Because accurate budgeting is critical for all parties, unexpected movement in index behavior can create downstream effects that were not anticipated during contracting. For plan sponsors, this may translate into sudden changes in projected drug spend. For pharmacies, rapid shifts may result in reimbursement levels that temporarily fall below acquisition costs, increasing the risk of dispensing certain medications at a loss.
The Fine Print
Understanding the nuances of each benchmark is essential when reviewing or negotiating contracts. Inflation assumptions, update frequency, and coverage gaps can materially affect cost projections over time. Accurate modeling requires aligning contract terms with realistic expectations about how each index behaves.
Consultants and plan sponsors should ensure that financial analyses account for both the stability of list-based pricing and the variability of acquisition-based benchmarks. Failing to consider these dynamics can lead to misleading comparisons or unexpected cost exposure. A disciplined approach to evaluating the fine print is critical for informed decision-making.
These examples illustrate situations in which a plan sponsor selects a contract using inflation assumptions that ultimately diverge from actual market behavior. The scenario is intentionally simplified to focus on how pricing benchmarks can perform differently over time. Even in a basic model, small differences in inflation assumptions can materially affect outcomes across a multi-year contract.

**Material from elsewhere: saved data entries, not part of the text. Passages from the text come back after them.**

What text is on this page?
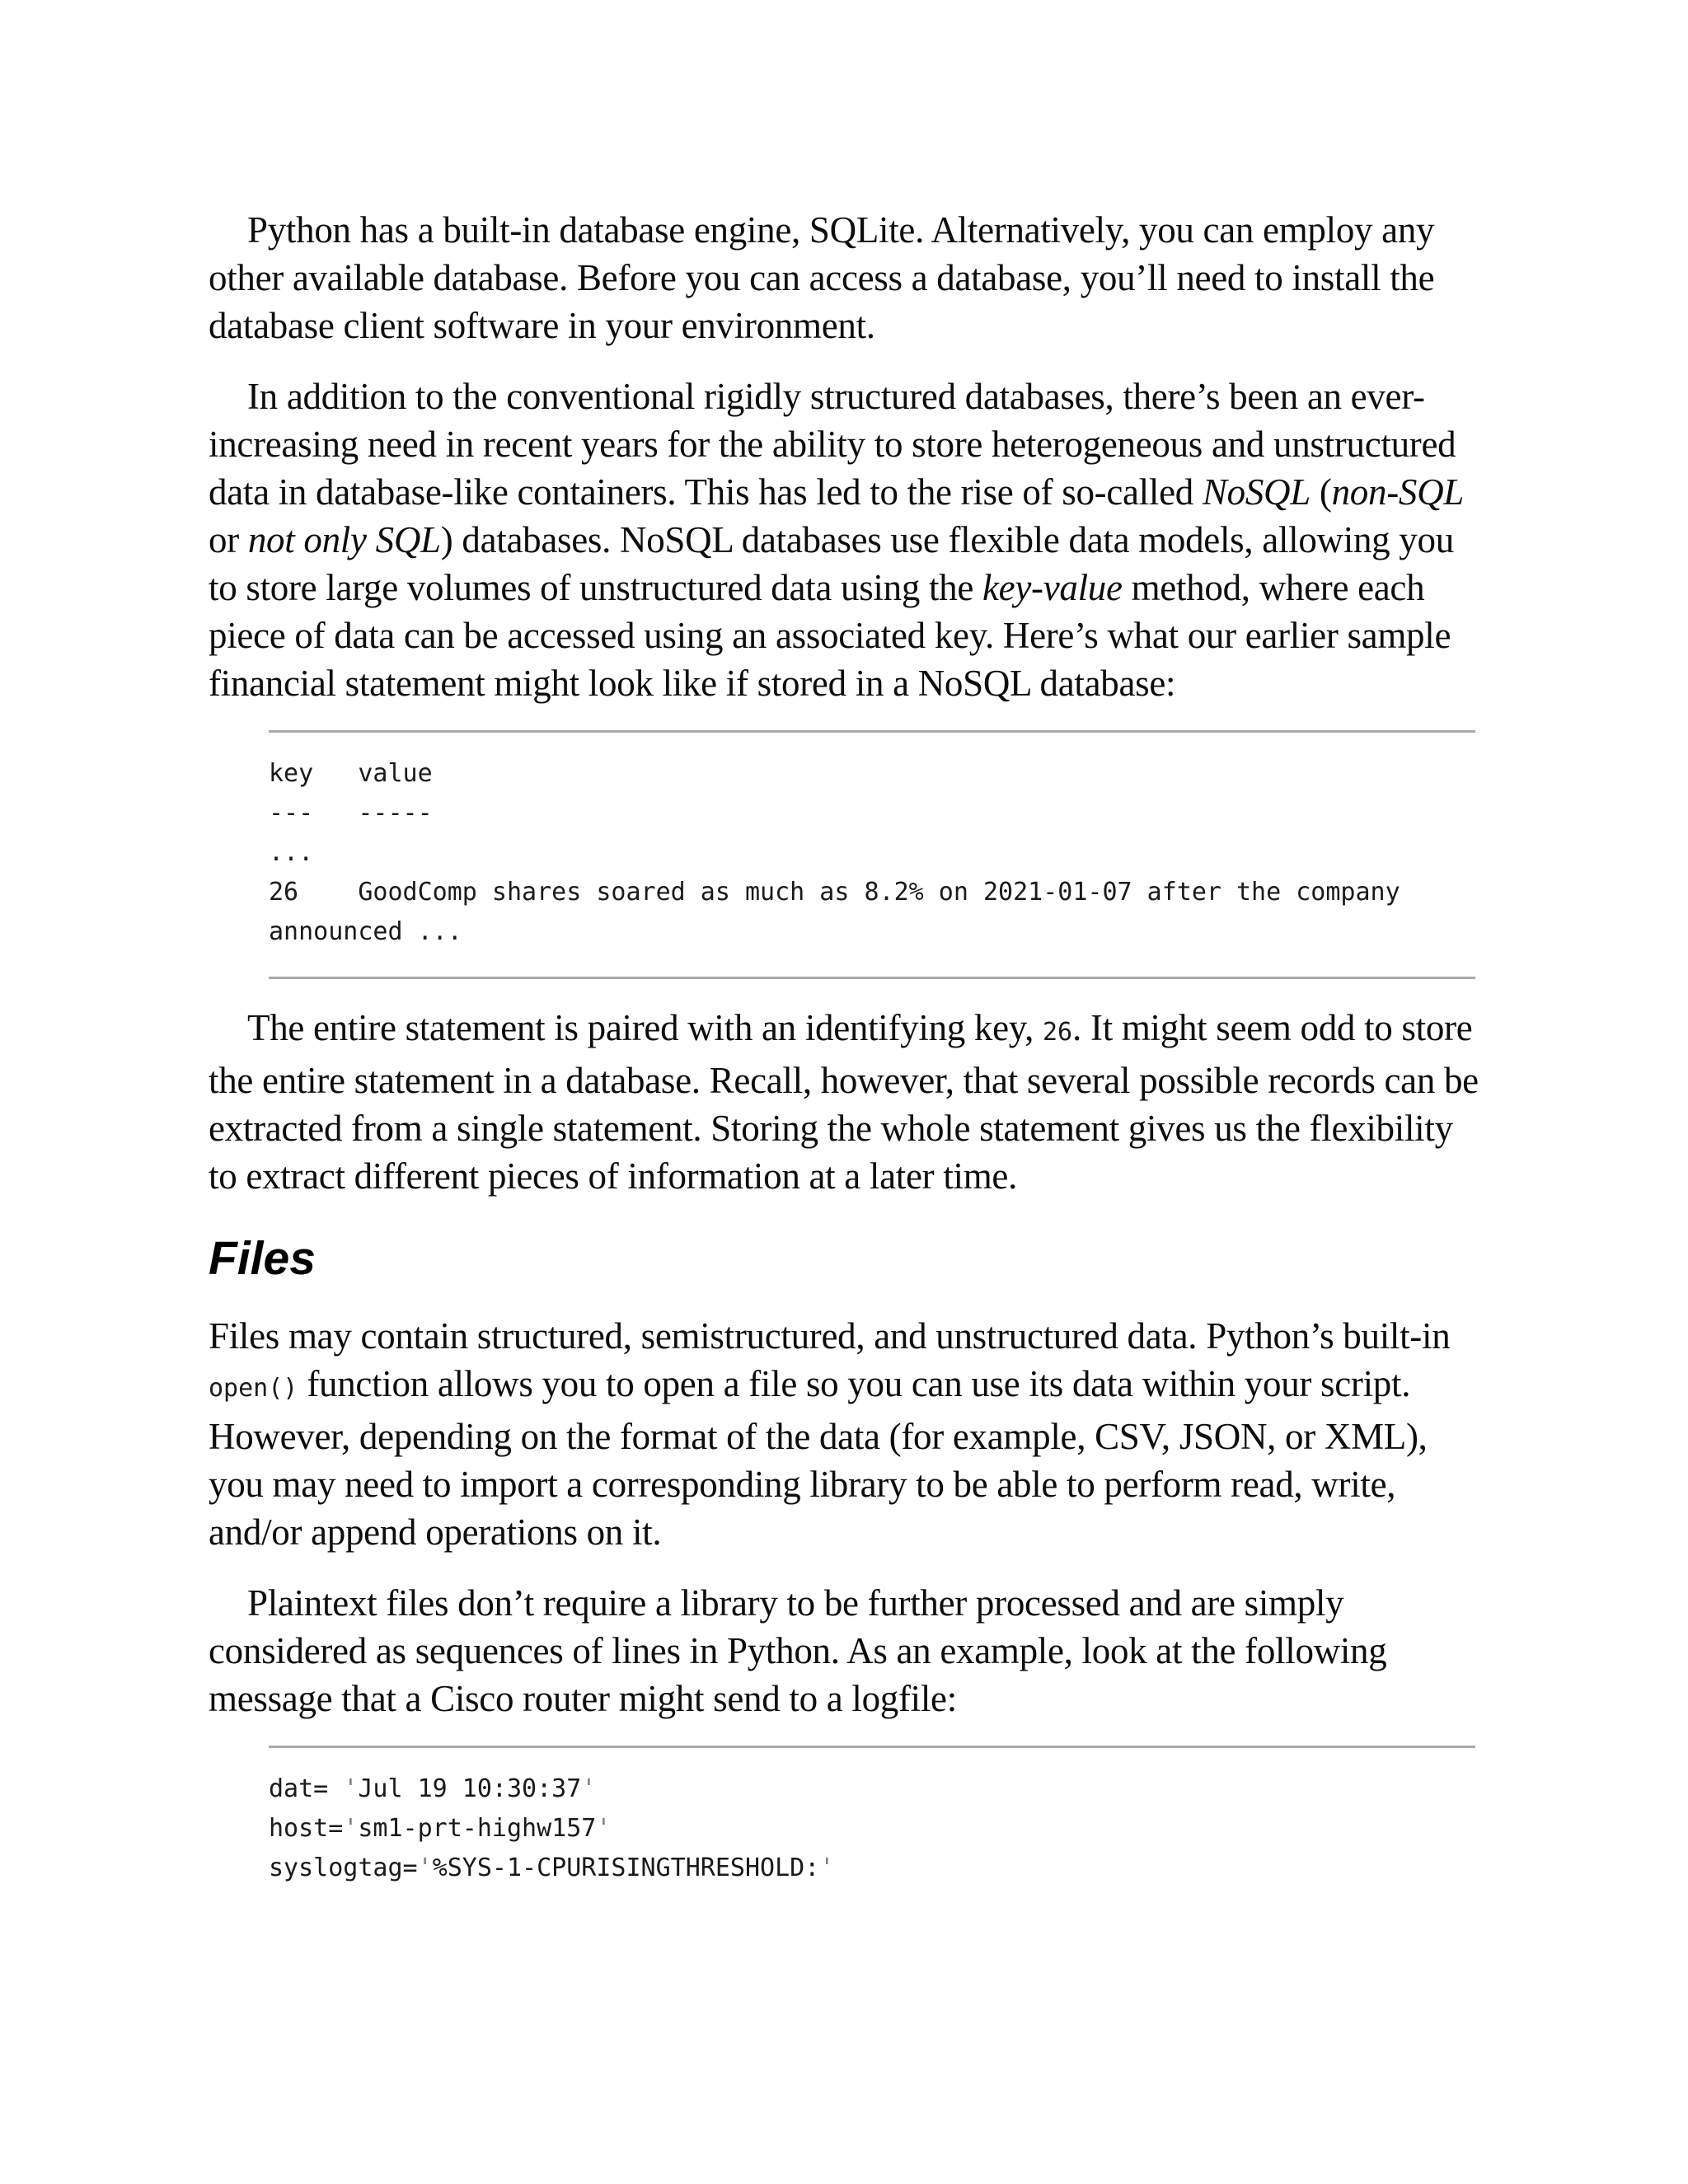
Python has a built-in database engine, SQLite. Alternatively, you can employ any other available database. Before you can access a database, you’ll need to install the database client software in your environment.

In addition to the conventional rigidly structured databases, there’s been an ever-increasing need in recent years for the ability to store heterogeneous and unstructured data in database-like containers. This has led to the rise of so-called NoSQL (non-SQL or not only SQL) databases. NoSQL databases use flexible data models, allowing you to store large volumes of unstructured data using the key-value method, where each piece of data can be accessed using an associated key. Here’s what our earlier sample financial statement might look like if stored in a NoSQL database:

key   value
---   -----
...
26    GoodComp shares soared as much as 8.2% on 2021-01-07 after the company
announced ...

The entire statement is paired with an identifying key, 26. It might seem odd to store the entire statement in a database. Recall, however, that several possible records can be extracted from a single statement. Storing the whole statement gives us the flexibility to extract different pieces of information at a later time.

Files

Files may contain structured, semistructured, and unstructured data. Python’s built-in open() function allows you to open a file so you can use its data within your script. However, depending on the format of the data (for example, CSV, JSON, or XML), you may need to import a corresponding library to be able to perform read, write, and/or append operations on it.

Plaintext files don’t require a library to be further processed and are simply considered as sequences of lines in Python. As an example, look at the following message that a Cisco router might send to a logfile:

dat= 'Jul 19 10:30:37'
host='sm1-prt-highw157'
syslogtag='%SYS-1-CPURISINGTHRESHOLD:'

In this example, a single brand drug is evaluated under two pricing frameworks using current market benchmarks. The National Average Drug Acquisition Cost is assumed to be $420, paired with a contracted dispensing fee of $11, while the Average Wholesale Price is assumed to be $500 with a contracted brand discount of 19.5% off of AWP. These assumptions result in comparable ingredient cost levels at the outset of the contract period.

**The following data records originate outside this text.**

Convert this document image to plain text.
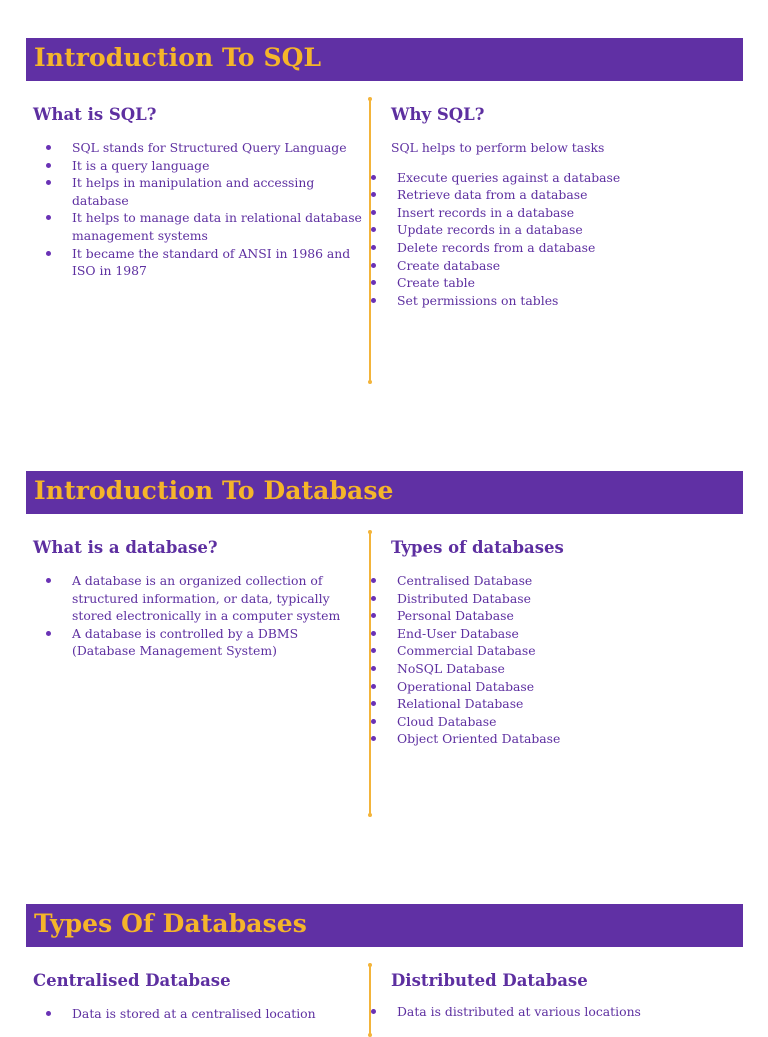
Introduction To SQL
What is SQL?
SQL stands for Structured Query Language
It is a query language
It helps in manipulation and accessing database
It helps to manage data in relational database management systems
It became the standard of ANSI in 1986 and ISO in 1987
Why SQL?

SQL helps to perform below tasks

Execute queries against a database
Retrieve data from a database
Insert records in a database
Update records in a database
Delete records from a database
Create database
Create table
Set permissions on tables
Introduction To Database
What is a database?
A database is an organized collection of structured information, or data, typically stored electronically in a computer system
A database is controlled by a DBMS (Database Management System)
Types of databases
Centralised Database
Distributed Database
Personal Database
End-User Database
Commercial Database
NoSQL Database
Operational Database
Relational Database
Cloud Database
Object Oriented Database
Types Of Databases
Centralised Database
Data is stored at a centralised location
Distributed Database
Data is distributed at various locations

As the contract progresses into its third year, inflation compounds and begins to influence the relative performance of each pricing approach. Depending on how list prices and acquisition costs evolve, the initially equivalent options may no longer produce the same net results. Aligning modeling assumptions with realistic expectations of market behavior is therefore essential when evaluating contracts based on National Average Drug Acquisition Cost versus those based on Average Wholesale Price.